Some super glues are liquid, which is helpful when there is a need for the glue to flow along a joint line. Other super glues are in a gel form, which means more precise application can be made.
|All super glues carry a clear warning regarding it’s bonding power, stressing how important it is to avoid the glue making contact with skin. Medical advice is also clearly printed on the packaging.|
Cyanoacrylate (super glue) has a number of advantages:
It dries very quickly, which means there is usually no need to clamp materials together for a long time, unlike many other types of glue.
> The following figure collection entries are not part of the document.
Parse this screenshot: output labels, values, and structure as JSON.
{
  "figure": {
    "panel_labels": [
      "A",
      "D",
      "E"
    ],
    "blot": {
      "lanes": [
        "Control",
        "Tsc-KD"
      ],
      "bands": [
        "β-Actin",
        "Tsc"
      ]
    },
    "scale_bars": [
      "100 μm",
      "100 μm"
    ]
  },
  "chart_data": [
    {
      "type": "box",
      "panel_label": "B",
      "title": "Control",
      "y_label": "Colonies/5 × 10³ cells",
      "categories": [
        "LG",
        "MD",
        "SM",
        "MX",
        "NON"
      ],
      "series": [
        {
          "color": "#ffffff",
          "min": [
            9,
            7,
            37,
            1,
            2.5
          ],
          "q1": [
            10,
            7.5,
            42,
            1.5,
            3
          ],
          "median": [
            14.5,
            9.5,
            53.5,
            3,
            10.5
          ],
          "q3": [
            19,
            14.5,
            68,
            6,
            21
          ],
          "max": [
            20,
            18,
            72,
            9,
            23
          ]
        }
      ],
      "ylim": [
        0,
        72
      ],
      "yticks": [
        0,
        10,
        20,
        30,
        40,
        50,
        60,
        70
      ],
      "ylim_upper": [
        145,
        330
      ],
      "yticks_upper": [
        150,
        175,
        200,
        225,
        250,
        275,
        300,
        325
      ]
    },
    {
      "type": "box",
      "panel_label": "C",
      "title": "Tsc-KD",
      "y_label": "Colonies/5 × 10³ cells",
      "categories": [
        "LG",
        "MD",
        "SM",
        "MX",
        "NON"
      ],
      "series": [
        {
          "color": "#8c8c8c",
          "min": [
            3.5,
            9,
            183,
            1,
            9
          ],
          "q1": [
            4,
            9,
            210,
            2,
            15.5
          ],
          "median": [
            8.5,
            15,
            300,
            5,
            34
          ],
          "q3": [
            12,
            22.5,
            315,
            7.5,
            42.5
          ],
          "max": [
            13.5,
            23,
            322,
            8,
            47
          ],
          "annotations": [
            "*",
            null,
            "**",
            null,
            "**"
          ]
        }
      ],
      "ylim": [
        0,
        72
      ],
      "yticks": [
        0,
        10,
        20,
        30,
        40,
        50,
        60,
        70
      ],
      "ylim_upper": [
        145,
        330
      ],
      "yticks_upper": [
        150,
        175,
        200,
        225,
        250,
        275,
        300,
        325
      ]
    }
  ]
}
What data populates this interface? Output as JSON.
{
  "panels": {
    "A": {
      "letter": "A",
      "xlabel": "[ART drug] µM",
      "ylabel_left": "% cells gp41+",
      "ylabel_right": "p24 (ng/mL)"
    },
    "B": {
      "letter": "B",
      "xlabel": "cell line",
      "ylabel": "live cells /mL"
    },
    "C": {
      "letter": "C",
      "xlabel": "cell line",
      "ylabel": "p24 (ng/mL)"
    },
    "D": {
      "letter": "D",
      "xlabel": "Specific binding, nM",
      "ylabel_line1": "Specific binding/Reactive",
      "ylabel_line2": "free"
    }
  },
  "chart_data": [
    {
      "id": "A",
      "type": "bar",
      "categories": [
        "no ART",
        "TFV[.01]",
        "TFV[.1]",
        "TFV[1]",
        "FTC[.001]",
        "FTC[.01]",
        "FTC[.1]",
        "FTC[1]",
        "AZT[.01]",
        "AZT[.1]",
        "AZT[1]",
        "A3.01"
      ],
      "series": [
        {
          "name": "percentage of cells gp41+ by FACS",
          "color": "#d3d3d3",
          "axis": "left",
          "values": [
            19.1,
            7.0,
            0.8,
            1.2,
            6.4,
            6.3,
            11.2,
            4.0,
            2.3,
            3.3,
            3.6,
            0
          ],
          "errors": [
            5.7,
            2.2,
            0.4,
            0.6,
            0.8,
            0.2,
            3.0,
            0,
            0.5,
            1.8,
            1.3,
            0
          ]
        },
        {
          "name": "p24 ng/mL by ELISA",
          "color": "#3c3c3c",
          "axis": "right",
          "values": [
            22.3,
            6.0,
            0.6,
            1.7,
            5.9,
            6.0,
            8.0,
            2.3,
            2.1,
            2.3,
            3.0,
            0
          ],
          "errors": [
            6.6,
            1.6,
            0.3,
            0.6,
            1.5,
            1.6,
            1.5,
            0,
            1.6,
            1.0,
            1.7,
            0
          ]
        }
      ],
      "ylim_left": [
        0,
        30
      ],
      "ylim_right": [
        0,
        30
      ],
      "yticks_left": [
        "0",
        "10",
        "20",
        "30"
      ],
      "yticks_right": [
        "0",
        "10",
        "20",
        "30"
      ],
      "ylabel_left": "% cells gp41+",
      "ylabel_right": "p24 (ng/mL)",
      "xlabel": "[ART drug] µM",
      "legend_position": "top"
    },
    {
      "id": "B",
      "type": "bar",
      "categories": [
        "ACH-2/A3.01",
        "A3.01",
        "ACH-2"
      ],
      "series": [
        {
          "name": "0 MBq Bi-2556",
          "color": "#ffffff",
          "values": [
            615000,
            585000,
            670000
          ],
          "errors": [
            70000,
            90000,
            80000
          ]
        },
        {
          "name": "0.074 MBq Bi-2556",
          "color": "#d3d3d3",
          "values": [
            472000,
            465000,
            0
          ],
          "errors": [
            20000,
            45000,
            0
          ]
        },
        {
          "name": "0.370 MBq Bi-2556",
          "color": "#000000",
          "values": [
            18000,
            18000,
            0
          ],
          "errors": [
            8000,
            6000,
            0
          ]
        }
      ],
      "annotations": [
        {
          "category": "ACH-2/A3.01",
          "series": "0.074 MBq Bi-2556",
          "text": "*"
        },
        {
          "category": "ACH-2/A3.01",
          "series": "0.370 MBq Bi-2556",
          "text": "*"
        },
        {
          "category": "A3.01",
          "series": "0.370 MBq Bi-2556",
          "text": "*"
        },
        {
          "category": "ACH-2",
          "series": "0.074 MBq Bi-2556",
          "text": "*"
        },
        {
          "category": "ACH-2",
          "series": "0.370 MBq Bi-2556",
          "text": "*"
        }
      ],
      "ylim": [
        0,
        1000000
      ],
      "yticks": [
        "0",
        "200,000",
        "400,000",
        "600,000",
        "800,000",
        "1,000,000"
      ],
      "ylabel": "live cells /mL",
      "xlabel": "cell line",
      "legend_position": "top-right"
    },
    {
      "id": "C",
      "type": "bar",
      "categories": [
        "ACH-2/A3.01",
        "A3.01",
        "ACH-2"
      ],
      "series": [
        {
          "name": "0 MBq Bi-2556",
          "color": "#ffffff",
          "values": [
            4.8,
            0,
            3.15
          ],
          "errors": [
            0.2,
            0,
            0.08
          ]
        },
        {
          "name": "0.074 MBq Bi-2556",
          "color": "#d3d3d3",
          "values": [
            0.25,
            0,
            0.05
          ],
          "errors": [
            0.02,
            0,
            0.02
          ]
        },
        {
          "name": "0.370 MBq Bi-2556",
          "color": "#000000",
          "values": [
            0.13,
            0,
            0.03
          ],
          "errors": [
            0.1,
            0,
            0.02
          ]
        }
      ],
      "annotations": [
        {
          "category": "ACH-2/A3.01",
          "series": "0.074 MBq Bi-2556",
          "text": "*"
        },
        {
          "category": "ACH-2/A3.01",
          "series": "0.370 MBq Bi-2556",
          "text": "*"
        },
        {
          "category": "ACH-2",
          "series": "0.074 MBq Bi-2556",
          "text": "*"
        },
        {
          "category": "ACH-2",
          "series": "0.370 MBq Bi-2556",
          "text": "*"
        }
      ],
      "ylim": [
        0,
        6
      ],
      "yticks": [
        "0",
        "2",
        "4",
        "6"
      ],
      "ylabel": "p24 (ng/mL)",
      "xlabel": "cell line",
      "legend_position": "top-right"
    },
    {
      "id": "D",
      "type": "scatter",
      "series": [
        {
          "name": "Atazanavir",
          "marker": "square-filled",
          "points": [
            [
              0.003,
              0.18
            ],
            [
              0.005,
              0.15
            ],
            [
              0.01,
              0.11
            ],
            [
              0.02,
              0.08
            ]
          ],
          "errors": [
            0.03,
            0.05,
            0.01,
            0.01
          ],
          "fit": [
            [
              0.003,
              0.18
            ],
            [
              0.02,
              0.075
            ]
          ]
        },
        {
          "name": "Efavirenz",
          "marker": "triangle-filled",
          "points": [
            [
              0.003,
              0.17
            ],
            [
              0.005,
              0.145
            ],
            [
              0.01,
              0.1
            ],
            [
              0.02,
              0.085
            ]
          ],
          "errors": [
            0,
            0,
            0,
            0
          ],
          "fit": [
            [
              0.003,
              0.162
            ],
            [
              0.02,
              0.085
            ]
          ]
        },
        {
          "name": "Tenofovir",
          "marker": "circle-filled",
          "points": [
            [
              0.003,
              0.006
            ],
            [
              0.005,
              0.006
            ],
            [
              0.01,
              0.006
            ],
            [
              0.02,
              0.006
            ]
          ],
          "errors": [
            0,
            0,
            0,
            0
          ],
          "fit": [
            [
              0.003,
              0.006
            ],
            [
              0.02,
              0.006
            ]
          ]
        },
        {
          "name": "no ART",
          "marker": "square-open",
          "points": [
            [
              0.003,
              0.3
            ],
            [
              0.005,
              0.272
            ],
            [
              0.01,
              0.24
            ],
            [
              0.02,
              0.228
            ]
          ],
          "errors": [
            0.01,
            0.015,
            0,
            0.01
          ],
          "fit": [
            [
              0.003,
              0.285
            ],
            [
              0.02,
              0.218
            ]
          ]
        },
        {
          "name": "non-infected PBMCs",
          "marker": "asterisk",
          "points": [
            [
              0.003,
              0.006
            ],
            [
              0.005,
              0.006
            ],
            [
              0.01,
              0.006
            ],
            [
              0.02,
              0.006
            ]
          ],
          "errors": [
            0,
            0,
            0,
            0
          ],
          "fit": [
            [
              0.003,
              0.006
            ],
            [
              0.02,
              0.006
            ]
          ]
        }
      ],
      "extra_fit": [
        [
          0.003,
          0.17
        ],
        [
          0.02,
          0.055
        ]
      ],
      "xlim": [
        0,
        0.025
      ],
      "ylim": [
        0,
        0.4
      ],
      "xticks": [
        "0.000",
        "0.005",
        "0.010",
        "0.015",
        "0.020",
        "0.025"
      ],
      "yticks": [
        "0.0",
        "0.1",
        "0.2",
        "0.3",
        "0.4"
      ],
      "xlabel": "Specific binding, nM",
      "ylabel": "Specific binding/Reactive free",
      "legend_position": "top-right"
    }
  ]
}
Simply apply a little pressure for a few seconds.
It is extremely strong, although early super glues were relatively weak when a shear force is applied.
It is a clear substance, leaving little trace on the materials being joined.
However, there are disadvantages:
It dries so quickly, that repositioning the materials being glued, once super glue has been applied, is usually impossible. Materials must be lined up accurately before applying the glue.
The user must take great care, so that ‘fingers’ are not glued together. This applies to any contact with skin. A visit to a hospital may be required to separate glued skin.
Super glue can be an irritant if contact is made with skin.
Once the tube is open, the remaining glue in the tube will only last a few days / weeks, before it becomes unusable.